Thousands of people have been able to figure them out just by reading the instructions, there were around before the internet. Relax, read the directions, use common sense and relax some more. It's only a filter.


----------



## ACrowe25 (Sep 23, 2011)

Excuse me for wanting optimal conditions for my P's. Also, sorry for asking a question which this sub-forum is designed for.

Many experienced p keepers may know alternatives which help more. That is what I was asking for.


----------



## davery08 (Mar 4, 2011)

Hey man don't worry ask as many questions as possible. That's what this is for. I would recommend not putting in the carbon filters but it is kind of just up to you. If you want for just bio I'd stuff it full of biomax or the 2217 equivolant of biomax


----------



## Lardogg (Sep 26, 2011)

I just ordered the 2217 from the petstore.com for $117 shipped.


----------



## Bawb2u (May 27, 2004)

ACrowe25 said:


> Excuse me for wanting optimal conditions for my P's. Also, sorry for asking a question which this sub-forum is designed for.
> 
> Many experienced p keepers may know alternatives which help more. That is what I was asking for.

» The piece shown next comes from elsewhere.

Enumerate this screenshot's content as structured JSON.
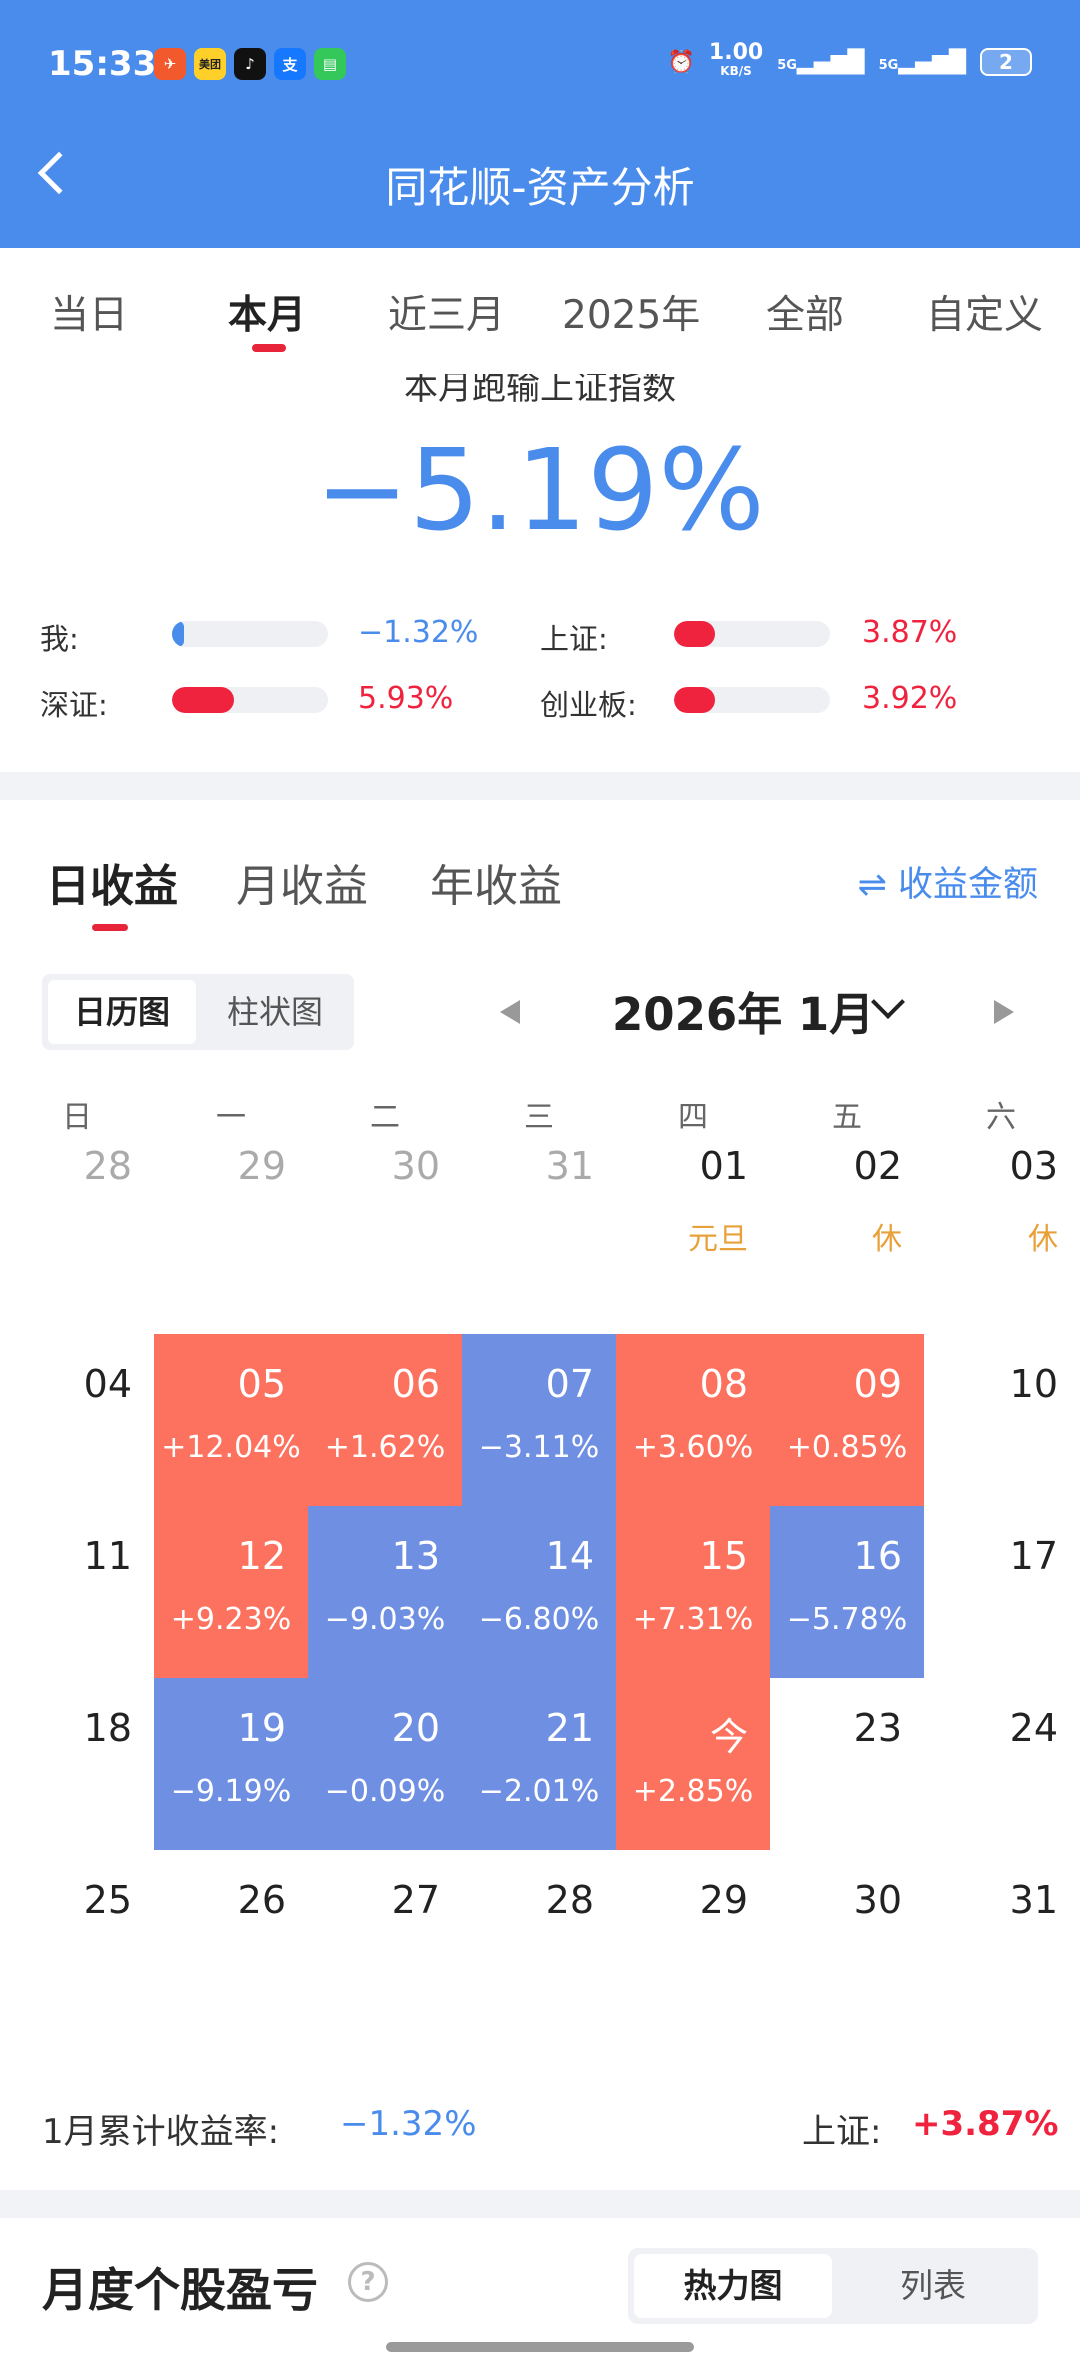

Get you panties out of a wad. I was trying to tell you it's not difficult.Why do you doubt yourself so much? It's not a hard thing, it doesn't need to be sweated over. If you add carbon, that's fine, if you decide not to have carbon that'll work too. Optimal conditions are a goal everybody should have but it isn't like you have to be in a little tiny zone. The only thing I suggested was to put the media in mesh bags to make it easier to take out and clean. 
If you get two different opinions, how will you know which one to take? I'm a long, long, long time fish keeper and let me tell you from experience, it's not that hard. As a self called noob, you are thinking it's harder than it is.

I don't know how much of a new fish keeper you are or your level of experience and knowledge. If you don't understand the fundamentals, read some basic books on the nitrogen cycle and basic water chemistry as it relates to pH buffering (carbonate hardness) and you'll find that most of your questions about this filter will answer themselves.


----------